Skinner has worked in MUSC Health Kershaw Medical Center’s cafeteria for 28 years, now serving as the manager. In her job, she feeds the staff and patients’ loved ones, while also delivering smiles and comfort.

Skinner’s culinary career began at about age 8. “My mama started me off cooking eggs,” she said. These days, she makes fried chicken for family and friends every Sunday, along with some of her other favorite dishes, like barbecue ribs and macaroni and cheese. And, of course, she prepares meals at the hospital.

“I feel like it was God’s gift to be in the cafeteria,” she said. “I love blessing others.”

Two women and a man stand behind a table filled with food. 
Skinner, right, says it's important for people to know others care about them.

Skinner does just that with every interaction she has, whether it’s simply kindly greeting someone, carrying someone’s tray to his or her table or offering emotional support.

“I have shed so many tears in that hospital,” she said. “Because when a family member hurts, I hurt.” To Skinner, everyone is family. 

She recalled one particularly poignant time she felt called to help a customer — an elderly man whose wife was a patient. “I had to show him love and pray for him in the line,” she said. While they were praying together, the man’s wife passed away.

During anyone’s difficult time, “I let them know someone cares,” she said.

Her friend and colleague Maria Cunningham has witnessed and experienced Skinner’s caring spirit personally. “Julia has a very warm embrace and contagious smile,” Cunningham said. “She meets no stranger.”

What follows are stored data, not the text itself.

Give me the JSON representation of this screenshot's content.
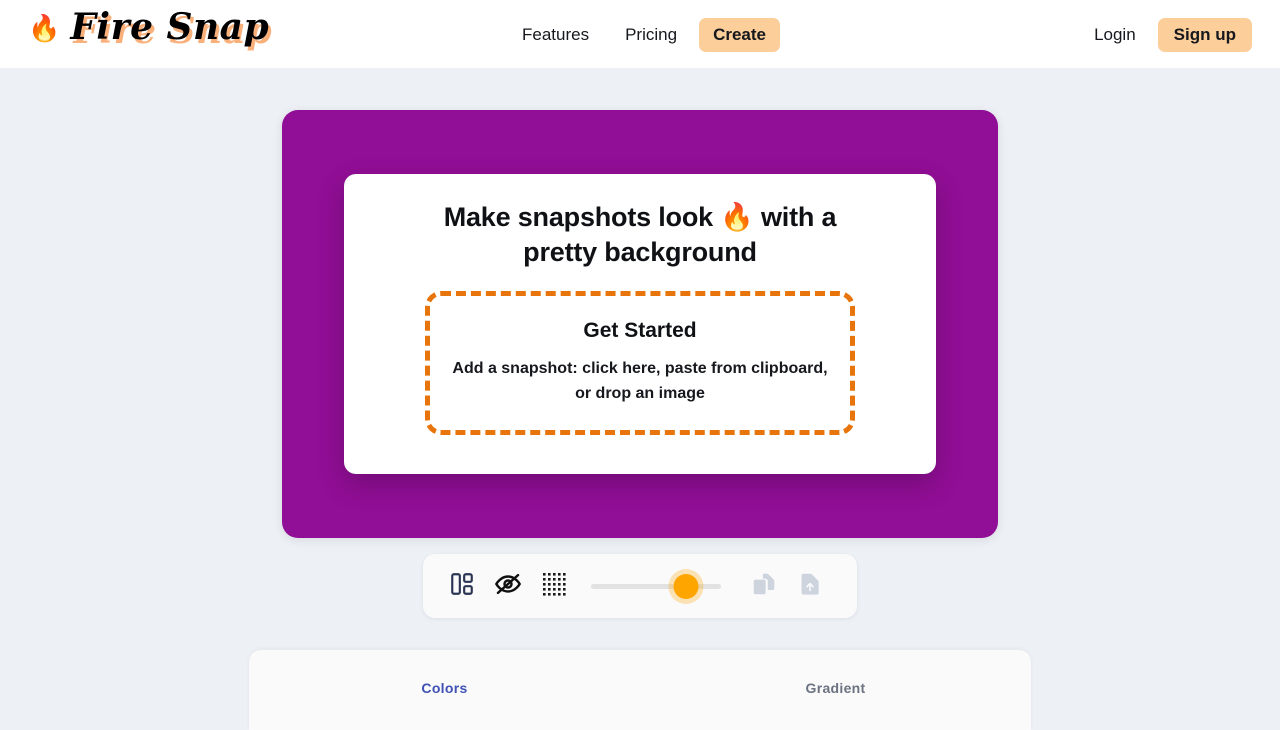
{
  "header": {
    "brand": {
      "flame_icon": "🔥",
      "name": "Fire Snap"
    },
    "nav": [
      {
        "label": "Features",
        "style": "plain"
      },
      {
        "label": "Pricing",
        "style": "plain"
      },
      {
        "label": "Create",
        "style": "pill"
      }
    ],
    "account": [
      {
        "label": "Login",
        "style": "plain"
      },
      {
        "label": "Sign up",
        "style": "pill"
      }
    ]
  },
  "editor": {
    "background_color": "#910e96",
    "snapshot": {
      "headline": "Make snapshots look 🔥 with a pretty background",
      "dropzone": {
        "title": "Get Started",
        "subtitle": "Add a snapshot: click here, paste from clipboard, or drop an image",
        "border_color": "#e8750b"
      }
    }
  },
  "toolbar": {
    "items": [
      {
        "name": "layout-icon",
        "state": "enabled",
        "color": "#2b3553"
      },
      {
        "name": "eye-off-icon",
        "state": "enabled",
        "color": "#101010"
      },
      {
        "name": "dot-grid-icon",
        "state": "enabled",
        "color": "#1a1a1a"
      }
    ],
    "slider": {
      "name": "padding-slider",
      "value_percent": 73,
      "track_color": "#e2e2e2",
      "thumb_color": "#ffa500"
    },
    "actions": [
      {
        "name": "copy-icon",
        "state": "disabled",
        "color": "#ced4de"
      },
      {
        "name": "export-icon",
        "state": "disabled",
        "color": "#ced4de"
      }
    ]
  },
  "tabs": {
    "active_color": "#3f51b5",
    "items": [
      {
        "label": "Colors",
        "active": true
      },
      {
        "label": "Gradient",
        "active": false
      }
    ]
  }
}
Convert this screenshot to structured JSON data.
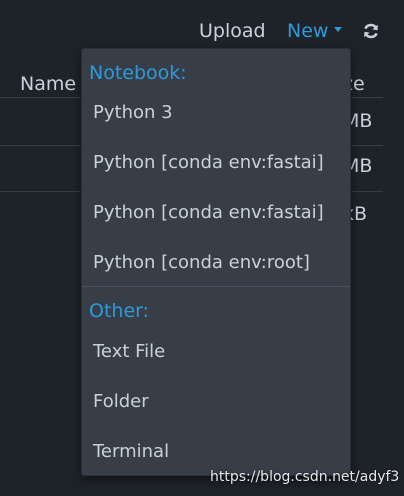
{
  "toolbar": {
    "upload_label": "Upload",
    "new_label": "New",
    "refresh_icon": "refresh-icon"
  },
  "file_list": {
    "name_header": "Name",
    "size_header_visible": "ze",
    "size_cells_visible": [
      "MB",
      "MB",
      "kB"
    ]
  },
  "new_menu": {
    "notebook_header": "Notebook:",
    "notebook_items": [
      "Python 3",
      "Python [conda env:fastai]",
      "Python [conda env:fastai]",
      "Python [conda env:root]"
    ],
    "other_header": "Other:",
    "other_items": [
      "Text File",
      "Folder",
      "Terminal"
    ]
  },
  "watermark": "https://blog.csdn.net/adyf3",
  "colors": {
    "background": "#1e2329",
    "menu_background": "#373e48",
    "accent": "#2e9ad8",
    "text": "#c9d1da"
  }
}
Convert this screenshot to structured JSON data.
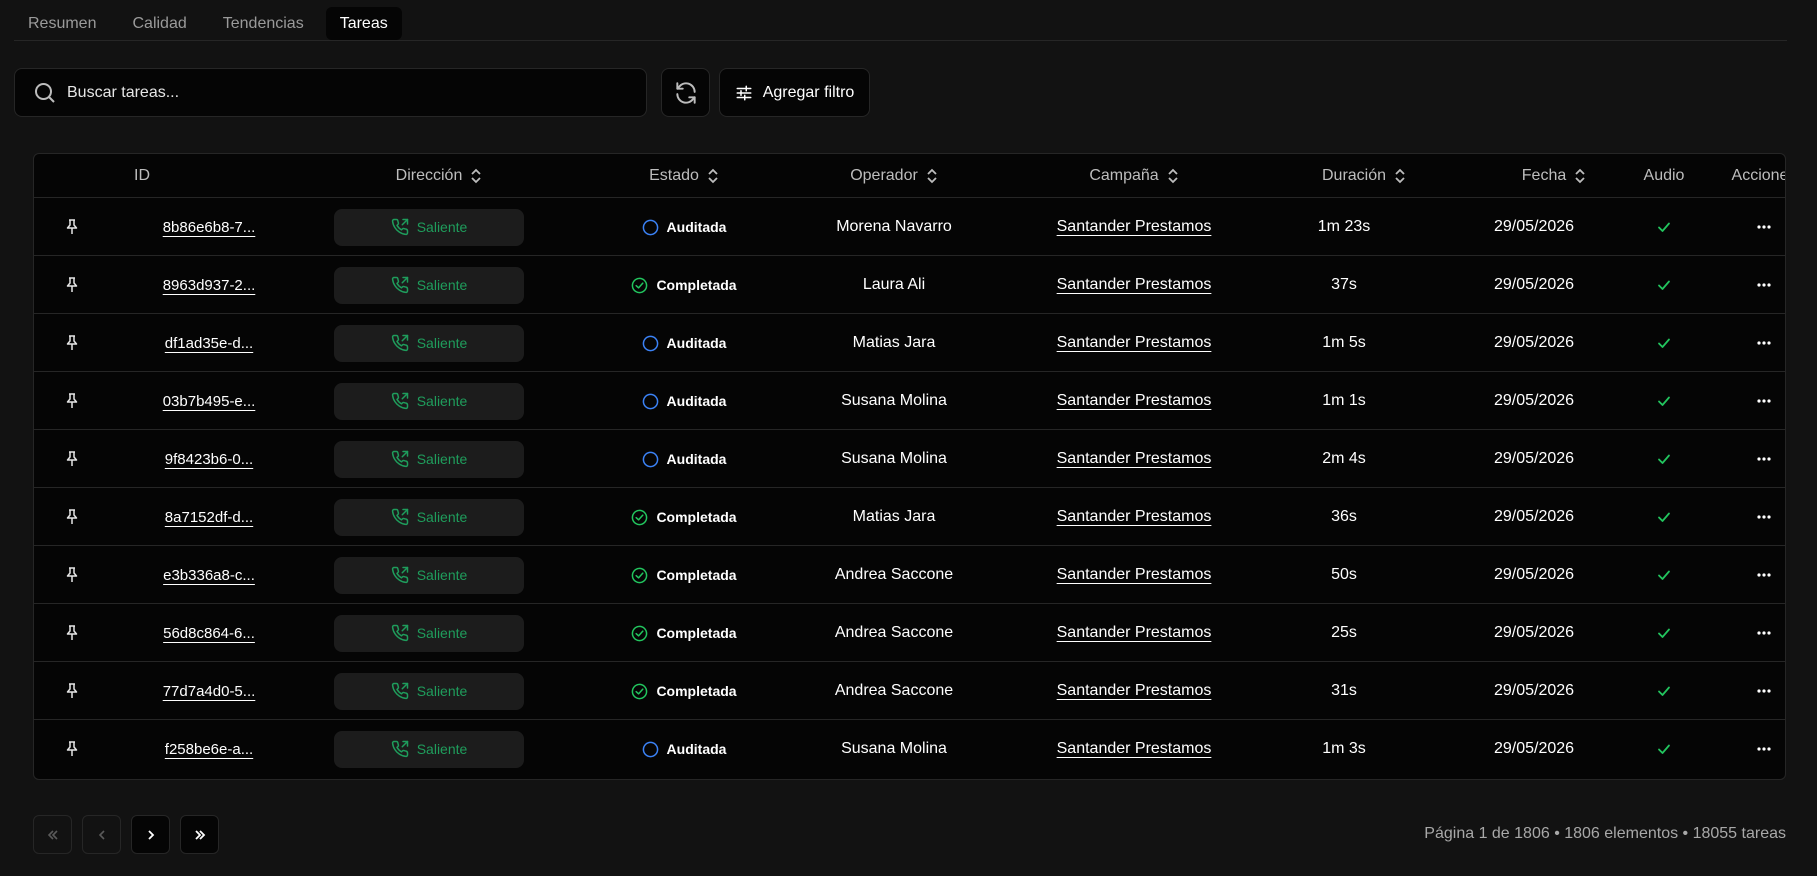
{
  "tabs": [
    {
      "label": "Resumen",
      "active": false
    },
    {
      "label": "Calidad",
      "active": false
    },
    {
      "label": "Tendencias",
      "active": false
    },
    {
      "label": "Tareas",
      "active": true
    }
  ],
  "search": {
    "placeholder": "Buscar tareas...",
    "value": ""
  },
  "toolbar": {
    "filter_label": "Agregar filtro",
    "refresh_icon": "refresh-icon",
    "filter_icon": "sliders-icon"
  },
  "columns": {
    "id": "ID",
    "direction": "Dirección",
    "status": "Estado",
    "operator": "Operador",
    "campaign": "Campaña",
    "duration": "Duración",
    "date": "Fecha",
    "audio": "Audio",
    "actions": "Acciones"
  },
  "colors": {
    "completed": "#22c55e",
    "audited": "#3b82f6",
    "outgoing": "#1f9d5c",
    "audio": "#22c55e"
  },
  "rows": [
    {
      "id": "8b86e6b8-7...",
      "direction": "Saliente",
      "status": "Auditada",
      "status_kind": "audited",
      "operator": "Morena Navarro",
      "campaign": "Santander Prestamos",
      "duration": "1m 23s",
      "date": "29/05/2026",
      "audio": true
    },
    {
      "id": "8963d937-2...",
      "direction": "Saliente",
      "status": "Completada",
      "status_kind": "completed",
      "operator": "Laura Ali",
      "campaign": "Santander Prestamos",
      "duration": "37s",
      "date": "29/05/2026",
      "audio": true
    },
    {
      "id": "df1ad35e-d...",
      "direction": "Saliente",
      "status": "Auditada",
      "status_kind": "audited",
      "operator": "Matias Jara",
      "campaign": "Santander Prestamos",
      "duration": "1m 5s",
      "date": "29/05/2026",
      "audio": true
    },
    {
      "id": "03b7b495-e...",
      "direction": "Saliente",
      "status": "Auditada",
      "status_kind": "audited",
      "operator": "Susana Molina",
      "campaign": "Santander Prestamos",
      "duration": "1m 1s",
      "date": "29/05/2026",
      "audio": true
    },
    {
      "id": "9f8423b6-0...",
      "direction": "Saliente",
      "status": "Auditada",
      "status_kind": "audited",
      "operator": "Susana Molina",
      "campaign": "Santander Prestamos",
      "duration": "2m 4s",
      "date": "29/05/2026",
      "audio": true
    },
    {
      "id": "8a7152df-d...",
      "direction": "Saliente",
      "status": "Completada",
      "status_kind": "completed",
      "operator": "Matias Jara",
      "campaign": "Santander Prestamos",
      "duration": "36s",
      "date": "29/05/2026",
      "audio": true
    },
    {
      "id": "e3b336a8-c...",
      "direction": "Saliente",
      "status": "Completada",
      "status_kind": "completed",
      "operator": "Andrea Saccone",
      "campaign": "Santander Prestamos",
      "duration": "50s",
      "date": "29/05/2026",
      "audio": true
    },
    {
      "id": "56d8c864-6...",
      "direction": "Saliente",
      "status": "Completada",
      "status_kind": "completed",
      "operator": "Andrea Saccone",
      "campaign": "Santander Prestamos",
      "duration": "25s",
      "date": "29/05/2026",
      "audio": true
    },
    {
      "id": "77d7a4d0-5...",
      "direction": "Saliente",
      "status": "Completada",
      "status_kind": "completed",
      "operator": "Andrea Saccone",
      "campaign": "Santander Prestamos",
      "duration": "31s",
      "date": "29/05/2026",
      "audio": true
    },
    {
      "id": "f258be6e-a...",
      "direction": "Saliente",
      "status": "Auditada",
      "status_kind": "audited",
      "operator": "Susana Molina",
      "campaign": "Santander Prestamos",
      "duration": "1m 3s",
      "date": "29/05/2026",
      "audio": true
    }
  ],
  "pagination": {
    "info": "Página 1 de 1806 • 1806 elementos • 18055 tareas"
  }
}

Cunningham has known Skinner since 2012, when Cunningham worked in patient registration at Kershaw. She now is the program coordinator for all of the Kershaw physician clinics.

Although the two women don’t see each other every day anymore, Cunningham said, “Once you meet Julia for the first time, she will remember you for a lifetime.”

It likely goes both ways, especially considering that Skinner’s kindness extends beyond the cafeteria walls.

She volunteers for Food for the Soul, an organization in Camden that provides food and shelter for people in need, cooking Thanksgiving feasts and other meals. Skinner’s involvement inspired Cunningham not only to join her as a volunteer but also to become a board member of the organization.

Skinner doesn’t limit her giving back to food-related charities. She takes the initiative to ensure everyone in the community is taken care of. 

Cunningham shared that last year, Skinner asked Jackson School guidance counselors how she could best help their elementary schoolers. 

“Some children were in desperate need of coats and shoes,” Cunningham said.

Skinner wasted no time in solving this issue and set up a clothing drive, reaching out to coworkers, friends and neighbors to donate the requested items. Almost like Santa Claus himself, she delivered the coats and shoes to the school right before the Christmas break.

Back at the hospital, Skinner brought her special touch to the holidays in the form of a gingerbread house decorating contest. Cunningham was touched when Skinner set aside a house for Cunningham’s department to embellish.

“She was just beyond herself when I went to bring her the gingerbread house we had done as a department,” Cunningham said.

Skinner made the entire event a festive spectacle, featuring the houses prominently in the cafeteria and going live on Facebook to show them off to everyone.

“She really takes a lot of pride and joy in everything she does,” Cunningham said.

Skinner’s unique energy even influences busy hospital staff to skip the self-checkout. “Everyone wants to get in line to see Miss Julia,” she said.

It should come as no surprise, then, that she still has a passion for her career. “After 28 years at the same job, you love what you do,” declared Skinner.

Cunningham feels lucky to have crossed paths with Skinner 12 years ago at Kershaw Medical Center.

“She is truly a blessing to all of us whose lives she has touched,” Cunningham said.